My journey in distributed systems began with Bitcoin in 2016. Bitcoin is a software protocol for internet payments. Why are payments important? Well this billion dollar industry is a corner-stone of the global financial system and is responsible for much of its current structure. I found it compelling that I could download the Bitcoin software and immediately participate in a payment network consisting of thousands of computers around the world. Bitcoin is unique because its security relies on cryptography and an incentive mechanism rather than a trusted party. I believe this is significant because it could be used to create a financial system with a core structure without intermediaries that could be more inclusive and competitive.

I joined MIT’s Digital Currency Initiative to do research in this area and was a researcher for the group as both an undergraduate and graduate student. Joining the DCI led me to discover the field of distributed systems. This area of computer science studies how multiple computers can collaborate to perform a task. It is an exciting prospect: imagine thousands of computers seamlessly working together to take advantage of their collective resources. I started taking systems courses, reading papers and implementing my own software in Go. I also began to see just how different Bitcoin is from nearly every other system. Broadly speaking, the goal of protocols in this field is to allow for one to increase the performance (fault tolerance, availability, throughput, etc.) of the system by adding more machines. A great example is FaRM. FaRM achieves a transactional throughput so great that it could handle the entire world email throughput several times over. Bitcoin, on the other hand, is a different beast. It removes the need for a trusted party - a very hard problem - but this comes at a cost to performance and scalability. Adding more computers to the Bitcoin network, unlike other systems, does not improve performance.

I’m still excited, albeit more realistically, about Bitcoin and cryptocurrencies. Projects such as Lightening Network can help Bitcoin scale. I’m also interested in working on other kinds of distributed systems in the future. My work in this space has shown me the promise of using technology as a lever for changing a system, as well as the formidable legal, cultural and technical obstacles that stand in the way. I’ve described a few of my favorite previous projects from my time at the DCI and MIT below.


b_verify is a protocol that I designed and implemented for verifiable management of data using a public ledger. Previous protocols for managing data using public ledgers are expensive, do not provide a convenient interface for building applications and cannot scale. b_verify solves the technical problem of equivocation, which allows attackers to present inconsistent data to users. b_verify prevents equivocation efficiently using a carefully chosen data structure and Bitcoin witnessing that allows clients to maintain small cryptographic proofs they have not equivocated.

An important type of application that can be build with b_verify are publicly verifiable registries. A registry is a key/value map in which each entry is controlled by a specific set of users. We implement an application for creating trade-able commodity receipts that does not require a trusted thyroid party. b_verify can scale to millions of users with tens of millions of receipts.

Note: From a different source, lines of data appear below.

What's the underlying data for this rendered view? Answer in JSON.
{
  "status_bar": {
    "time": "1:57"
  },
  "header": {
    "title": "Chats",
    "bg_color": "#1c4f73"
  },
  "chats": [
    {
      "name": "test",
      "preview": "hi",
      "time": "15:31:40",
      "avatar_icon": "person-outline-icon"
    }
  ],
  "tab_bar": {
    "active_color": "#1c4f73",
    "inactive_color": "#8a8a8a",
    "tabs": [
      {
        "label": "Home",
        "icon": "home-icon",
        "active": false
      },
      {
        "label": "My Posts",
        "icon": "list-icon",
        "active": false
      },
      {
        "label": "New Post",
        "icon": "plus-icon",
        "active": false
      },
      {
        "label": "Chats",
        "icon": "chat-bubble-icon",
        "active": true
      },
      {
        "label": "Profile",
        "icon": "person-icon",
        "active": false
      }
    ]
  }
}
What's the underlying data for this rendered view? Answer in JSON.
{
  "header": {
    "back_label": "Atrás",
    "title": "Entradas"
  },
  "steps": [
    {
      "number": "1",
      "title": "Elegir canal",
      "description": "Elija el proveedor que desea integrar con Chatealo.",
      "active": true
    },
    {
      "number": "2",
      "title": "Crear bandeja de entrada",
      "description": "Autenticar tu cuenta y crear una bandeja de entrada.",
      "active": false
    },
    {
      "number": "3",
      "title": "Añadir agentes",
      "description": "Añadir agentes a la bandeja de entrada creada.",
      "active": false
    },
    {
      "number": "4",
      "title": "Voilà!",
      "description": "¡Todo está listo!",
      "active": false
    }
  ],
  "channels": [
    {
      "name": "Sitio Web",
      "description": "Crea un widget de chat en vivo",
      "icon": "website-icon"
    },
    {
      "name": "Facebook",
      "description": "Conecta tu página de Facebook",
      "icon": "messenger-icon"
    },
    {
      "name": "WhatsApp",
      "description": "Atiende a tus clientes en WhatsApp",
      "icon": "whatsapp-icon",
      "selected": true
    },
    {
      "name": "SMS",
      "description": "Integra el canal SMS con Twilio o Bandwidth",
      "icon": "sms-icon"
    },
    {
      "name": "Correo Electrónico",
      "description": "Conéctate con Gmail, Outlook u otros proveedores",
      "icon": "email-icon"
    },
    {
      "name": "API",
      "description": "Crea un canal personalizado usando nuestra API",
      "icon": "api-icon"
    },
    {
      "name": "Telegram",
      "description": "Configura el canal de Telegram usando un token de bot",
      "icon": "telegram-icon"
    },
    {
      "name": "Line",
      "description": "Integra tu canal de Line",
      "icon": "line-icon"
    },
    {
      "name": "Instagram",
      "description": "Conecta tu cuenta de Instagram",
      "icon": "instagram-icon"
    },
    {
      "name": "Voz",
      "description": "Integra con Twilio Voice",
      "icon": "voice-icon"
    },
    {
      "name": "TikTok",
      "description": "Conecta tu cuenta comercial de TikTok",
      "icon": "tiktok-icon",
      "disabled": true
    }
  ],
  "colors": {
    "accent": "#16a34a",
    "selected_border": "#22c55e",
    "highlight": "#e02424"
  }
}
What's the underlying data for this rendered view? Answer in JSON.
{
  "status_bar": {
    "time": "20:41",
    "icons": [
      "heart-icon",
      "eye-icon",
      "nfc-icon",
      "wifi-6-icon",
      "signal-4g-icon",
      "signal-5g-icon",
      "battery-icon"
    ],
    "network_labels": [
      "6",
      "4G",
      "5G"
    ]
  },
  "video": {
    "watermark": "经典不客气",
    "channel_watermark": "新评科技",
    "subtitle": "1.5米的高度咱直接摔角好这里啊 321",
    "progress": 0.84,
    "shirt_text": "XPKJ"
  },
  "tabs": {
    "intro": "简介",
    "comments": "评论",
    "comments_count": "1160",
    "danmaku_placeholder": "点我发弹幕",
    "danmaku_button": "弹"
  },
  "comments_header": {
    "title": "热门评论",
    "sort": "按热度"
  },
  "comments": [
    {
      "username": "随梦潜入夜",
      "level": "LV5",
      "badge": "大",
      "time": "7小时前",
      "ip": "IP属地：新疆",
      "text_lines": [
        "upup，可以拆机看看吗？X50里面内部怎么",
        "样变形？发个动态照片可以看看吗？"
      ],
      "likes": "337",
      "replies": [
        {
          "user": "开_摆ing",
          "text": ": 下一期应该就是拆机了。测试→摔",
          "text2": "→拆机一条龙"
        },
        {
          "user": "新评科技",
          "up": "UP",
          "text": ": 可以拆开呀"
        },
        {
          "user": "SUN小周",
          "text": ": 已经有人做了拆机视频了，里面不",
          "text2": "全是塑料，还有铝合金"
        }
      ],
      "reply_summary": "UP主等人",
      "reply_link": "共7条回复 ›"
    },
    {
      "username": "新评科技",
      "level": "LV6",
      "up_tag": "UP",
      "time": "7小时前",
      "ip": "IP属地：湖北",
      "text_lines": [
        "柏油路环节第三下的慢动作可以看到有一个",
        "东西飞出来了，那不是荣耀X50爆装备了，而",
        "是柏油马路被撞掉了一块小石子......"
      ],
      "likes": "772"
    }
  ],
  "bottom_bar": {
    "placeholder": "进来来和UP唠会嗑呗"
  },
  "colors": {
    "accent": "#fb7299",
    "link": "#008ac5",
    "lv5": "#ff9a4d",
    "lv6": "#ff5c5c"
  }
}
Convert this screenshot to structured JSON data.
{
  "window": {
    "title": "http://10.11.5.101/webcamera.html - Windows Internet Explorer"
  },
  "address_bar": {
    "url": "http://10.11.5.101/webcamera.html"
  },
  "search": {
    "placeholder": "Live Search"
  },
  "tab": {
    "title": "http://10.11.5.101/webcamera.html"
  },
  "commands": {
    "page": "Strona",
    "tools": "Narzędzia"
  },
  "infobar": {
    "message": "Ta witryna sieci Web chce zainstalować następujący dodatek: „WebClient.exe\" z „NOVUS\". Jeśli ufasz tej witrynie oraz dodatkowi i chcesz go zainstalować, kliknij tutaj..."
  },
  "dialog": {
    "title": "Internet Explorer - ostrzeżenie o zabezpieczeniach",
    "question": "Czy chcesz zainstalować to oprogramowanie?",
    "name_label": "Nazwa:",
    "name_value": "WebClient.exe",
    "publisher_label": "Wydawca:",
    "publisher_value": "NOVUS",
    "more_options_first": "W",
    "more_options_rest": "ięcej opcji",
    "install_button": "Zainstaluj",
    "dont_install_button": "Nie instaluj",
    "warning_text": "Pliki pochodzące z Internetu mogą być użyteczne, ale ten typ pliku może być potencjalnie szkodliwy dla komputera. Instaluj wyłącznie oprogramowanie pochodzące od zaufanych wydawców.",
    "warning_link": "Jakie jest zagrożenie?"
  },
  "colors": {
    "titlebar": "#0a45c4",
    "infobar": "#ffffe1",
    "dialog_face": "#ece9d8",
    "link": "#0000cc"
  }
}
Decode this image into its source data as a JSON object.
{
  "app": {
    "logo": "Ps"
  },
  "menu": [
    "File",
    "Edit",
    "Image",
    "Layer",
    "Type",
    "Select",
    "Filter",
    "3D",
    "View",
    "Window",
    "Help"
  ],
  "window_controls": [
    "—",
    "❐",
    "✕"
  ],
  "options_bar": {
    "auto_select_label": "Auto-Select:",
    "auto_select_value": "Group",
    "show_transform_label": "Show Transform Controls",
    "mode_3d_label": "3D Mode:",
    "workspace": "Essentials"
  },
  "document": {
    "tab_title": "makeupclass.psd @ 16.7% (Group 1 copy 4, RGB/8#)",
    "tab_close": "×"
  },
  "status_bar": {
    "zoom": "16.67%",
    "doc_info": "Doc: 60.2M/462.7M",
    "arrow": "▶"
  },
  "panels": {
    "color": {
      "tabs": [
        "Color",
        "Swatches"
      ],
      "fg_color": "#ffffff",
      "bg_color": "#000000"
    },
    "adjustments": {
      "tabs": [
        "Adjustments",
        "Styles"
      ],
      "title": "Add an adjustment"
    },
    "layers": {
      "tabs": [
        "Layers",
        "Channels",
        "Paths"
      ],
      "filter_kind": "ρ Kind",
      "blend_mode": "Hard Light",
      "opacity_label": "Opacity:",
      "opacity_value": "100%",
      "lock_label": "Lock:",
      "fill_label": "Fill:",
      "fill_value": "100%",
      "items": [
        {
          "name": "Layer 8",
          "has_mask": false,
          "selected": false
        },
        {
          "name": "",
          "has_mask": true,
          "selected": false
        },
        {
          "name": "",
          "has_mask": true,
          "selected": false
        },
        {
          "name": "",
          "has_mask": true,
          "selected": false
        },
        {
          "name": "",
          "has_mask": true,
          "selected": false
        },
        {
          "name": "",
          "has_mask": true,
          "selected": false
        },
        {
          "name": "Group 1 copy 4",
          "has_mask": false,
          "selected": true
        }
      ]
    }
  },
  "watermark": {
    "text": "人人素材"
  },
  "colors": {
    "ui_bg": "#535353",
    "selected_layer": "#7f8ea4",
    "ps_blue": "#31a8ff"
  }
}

This project started in collaboration with Mark Weber, another student, at the DCI. We were interested in the creating verifiable and trade able receipts, and collaborated with the Inter-American Development Bank to try and explore creating a new protocol. b_verify ultimately became my Master’s thesis, and we are currently writing several papers, both technical and high-level about the system.

Here’s my thesis:

b_verify: Scalable Non-Equivocation for Verifiable Management of Data

A higher-level paper describing one use case:

Blockchain and the Value of Operational Transparency


For the 6.824 (distributed systems) final project, I decided to work on a new consensus algorithm with my DCI colleague James Lovejoy. We designed and implemented our own proof-of-stake protocol called ECTO that improved on technical problems with previous systems. This project was for fun and academic purposes rather than any sort of money making, and we have open-sourced all of the code.